They always excite everyone. People stop their cars alongside the road, run out of the house and onto the yard to look up to a magnificent, peacefully floating hot air balloon. On last Thursday evening, I was able to be the person in the basket, looking down on the people waving up at us as we gently floated by.
It was a practice flight and just-for-fun hot air balloon ride the night before the 3rd Annual Red Rock Lake Balloon Fest. My pilot was Jeremy King of the FlyinKOAT Balloon Team out of Indianola. He had been around hot air balloons before, and he played with the idea of buying one and thought, “Why not?” So eight years ago, after hours of pilot training, practice fly time, and the completion of the FAA test to obtain his license, he purchased his first hot air balloon to fly for both hobby and competition. As a participant in Red Rock Lake’s Balloon Fest, he was excited to take us out in his balloon named “Old School” for a practice flight before the weekend’s competition.
Several other balloons took off out of Knoxville and Pella that evening, and I was joined by Matt Kissinger, President of Lake Red Rock Association and Edward Jones Financial Advisor at Knoxville, and his wife, Debbie. We were all experiencing a hot air balloon ride for the first time, and were all a little nervous as we watched King and his crew unload a small basket with the colored balloon wrapped up inside.

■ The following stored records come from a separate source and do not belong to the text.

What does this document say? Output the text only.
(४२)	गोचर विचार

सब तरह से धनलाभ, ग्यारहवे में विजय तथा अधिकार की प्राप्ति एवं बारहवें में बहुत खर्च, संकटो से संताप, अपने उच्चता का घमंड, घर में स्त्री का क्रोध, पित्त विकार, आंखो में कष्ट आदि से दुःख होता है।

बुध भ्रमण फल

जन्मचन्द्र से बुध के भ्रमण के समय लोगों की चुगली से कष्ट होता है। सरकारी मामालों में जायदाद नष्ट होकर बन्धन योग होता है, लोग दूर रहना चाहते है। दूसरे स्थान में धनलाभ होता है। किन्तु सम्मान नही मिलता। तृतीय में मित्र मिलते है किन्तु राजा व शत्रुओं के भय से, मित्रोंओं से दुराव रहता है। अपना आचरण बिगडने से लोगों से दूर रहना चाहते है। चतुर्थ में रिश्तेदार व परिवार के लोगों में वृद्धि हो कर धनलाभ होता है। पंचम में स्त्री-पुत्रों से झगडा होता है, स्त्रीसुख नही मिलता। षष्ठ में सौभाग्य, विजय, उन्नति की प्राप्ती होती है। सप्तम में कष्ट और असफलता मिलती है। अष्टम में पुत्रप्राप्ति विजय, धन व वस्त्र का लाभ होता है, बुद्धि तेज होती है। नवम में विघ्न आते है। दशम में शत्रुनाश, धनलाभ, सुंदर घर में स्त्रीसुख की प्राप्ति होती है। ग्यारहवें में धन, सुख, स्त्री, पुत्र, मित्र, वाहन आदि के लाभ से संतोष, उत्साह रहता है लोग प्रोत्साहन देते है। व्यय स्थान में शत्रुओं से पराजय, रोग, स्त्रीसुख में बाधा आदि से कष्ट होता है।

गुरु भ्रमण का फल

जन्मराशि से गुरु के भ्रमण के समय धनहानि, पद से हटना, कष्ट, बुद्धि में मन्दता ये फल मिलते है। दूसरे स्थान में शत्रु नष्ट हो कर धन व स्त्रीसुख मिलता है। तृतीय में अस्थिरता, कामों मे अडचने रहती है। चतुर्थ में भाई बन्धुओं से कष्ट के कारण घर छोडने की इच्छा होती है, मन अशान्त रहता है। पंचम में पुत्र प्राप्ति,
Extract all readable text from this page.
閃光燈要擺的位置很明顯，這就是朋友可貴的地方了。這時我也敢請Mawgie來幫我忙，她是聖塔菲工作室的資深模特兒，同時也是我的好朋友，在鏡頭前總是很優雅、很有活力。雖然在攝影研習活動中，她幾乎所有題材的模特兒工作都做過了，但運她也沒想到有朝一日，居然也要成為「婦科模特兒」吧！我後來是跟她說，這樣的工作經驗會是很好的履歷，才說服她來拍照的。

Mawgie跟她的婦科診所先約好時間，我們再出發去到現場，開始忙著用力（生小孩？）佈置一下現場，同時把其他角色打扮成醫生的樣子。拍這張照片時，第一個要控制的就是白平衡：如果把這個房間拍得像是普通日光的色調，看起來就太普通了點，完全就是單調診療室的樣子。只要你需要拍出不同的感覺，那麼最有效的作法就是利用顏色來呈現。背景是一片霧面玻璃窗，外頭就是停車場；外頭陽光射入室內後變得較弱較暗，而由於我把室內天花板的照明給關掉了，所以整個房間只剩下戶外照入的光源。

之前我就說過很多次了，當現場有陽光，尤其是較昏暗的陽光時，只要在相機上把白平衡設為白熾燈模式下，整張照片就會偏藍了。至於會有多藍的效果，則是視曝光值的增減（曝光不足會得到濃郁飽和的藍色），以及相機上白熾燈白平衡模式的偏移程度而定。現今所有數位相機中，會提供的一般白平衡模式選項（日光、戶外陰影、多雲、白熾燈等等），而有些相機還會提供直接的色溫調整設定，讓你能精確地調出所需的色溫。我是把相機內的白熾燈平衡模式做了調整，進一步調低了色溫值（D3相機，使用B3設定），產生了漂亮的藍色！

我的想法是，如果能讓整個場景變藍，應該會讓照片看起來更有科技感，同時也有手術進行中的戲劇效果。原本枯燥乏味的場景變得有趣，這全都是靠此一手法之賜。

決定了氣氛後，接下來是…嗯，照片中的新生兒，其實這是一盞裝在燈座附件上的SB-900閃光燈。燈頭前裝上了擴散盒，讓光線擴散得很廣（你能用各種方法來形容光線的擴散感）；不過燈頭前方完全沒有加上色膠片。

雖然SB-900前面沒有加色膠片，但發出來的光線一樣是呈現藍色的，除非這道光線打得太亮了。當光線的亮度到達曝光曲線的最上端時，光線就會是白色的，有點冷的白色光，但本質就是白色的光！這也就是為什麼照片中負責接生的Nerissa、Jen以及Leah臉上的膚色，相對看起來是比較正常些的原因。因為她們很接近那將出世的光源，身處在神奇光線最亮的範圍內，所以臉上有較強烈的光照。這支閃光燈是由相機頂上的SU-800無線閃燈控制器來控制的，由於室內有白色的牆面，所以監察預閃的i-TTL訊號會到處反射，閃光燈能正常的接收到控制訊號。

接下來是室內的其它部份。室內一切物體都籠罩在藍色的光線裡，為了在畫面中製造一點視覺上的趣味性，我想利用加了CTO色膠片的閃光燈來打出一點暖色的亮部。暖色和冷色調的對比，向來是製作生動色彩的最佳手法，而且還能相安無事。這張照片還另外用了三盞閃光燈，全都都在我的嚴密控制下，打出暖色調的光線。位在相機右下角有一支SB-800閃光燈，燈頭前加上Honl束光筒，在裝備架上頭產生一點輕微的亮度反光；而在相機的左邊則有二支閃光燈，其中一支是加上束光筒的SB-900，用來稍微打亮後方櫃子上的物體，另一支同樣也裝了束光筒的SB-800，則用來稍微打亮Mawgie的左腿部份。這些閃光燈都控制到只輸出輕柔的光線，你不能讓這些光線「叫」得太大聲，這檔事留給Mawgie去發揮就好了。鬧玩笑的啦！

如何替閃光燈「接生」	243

I didn’t know what to expect, but I didn’t expect a basket that only came up to my waist and was just about 3’x4’ wide. King was cool and calm as he and the team rolled out the balloon, undid the straps holding the balloon together, and started putting in the pieces to the basket, or gondola in balloonist lingo. Four 10 gallon LP tanks were in each corner, ready to fuel our way across Knoxville. I felt a little better after he mentioned the mandatory inspections balloons undergo every year.
After the balloon was unwrapped and stretched out on the grass, King switched on a fan at the base of the balloon and we watched it balloon up. It didn’t take long and soon we were climbing into the basket amidst the blow of LP and flames shooting up into the balloon to make it rise.
Pretty soon we were floating up peacefully and quietly. The height surprisingly did not bother me. The highest we went up was 800 feet, a small distance compared to the 7,000 feet King travelled up to on one flight. As we soared over Knoxville, young kids and families ran out into their yards and streets to wave hello.
“My personal opinion, the best part of ballooning is the thrill of seeing people’s faces light up, especially kids. It’s great to see them smile,” King commented as he blasted more LP up until the balloon.
In less than 10 minutes we had passed over the VA facilities. We were travelling no faster than 10 miles per hour, but we seemed to be moving over the city and fields in no time. Turns out there aren’t many hay fields in between Knoxville and Pleasantville, which is where King always tries to land, so we travelled for quite some time looking for a good place to land the balloon.
King was practiced at his ballooning, and would skim close to fields looking for a place to land and take us back up if it wasn’t a good landing spot. You simply go where the wind takes you, so finding a spot to land is tricky. The pilot has a team down below watching your route, trying to pinpoint a good landing spot that is away from power lines, crop and livestock.
An hour and a half after takeoff and 12 miles later, we skidded to a stop in a bean field just east of Pleasantville. The Kissingers and I bent our knees and grasped onto the side of the basket as we skidded a few times to a stop, and then walked the balloon out of the field and closer to the road.
Riding in a hot air balloon for an hour and a half was an awesome experience, and watching 29 balloons launch and fly over Lake Red Rock and seeing them lit up at night is just as fun. In its third year, the Balloon Fest has added more balloons and events into the fest, and they hope to continue to add balloons and more entertainment into the next events. Pilots and enthusiasts come from all over the Midwest to watch and fly hot air balloons over Iowa's largest lake, the only balloon fest in Iowa like it.
“It helps the economy and brings money into the towns,” Kissinger commented.
It will be interesting to see what more they come up with for next year’s event, and seeing more balloons scatter across the sky.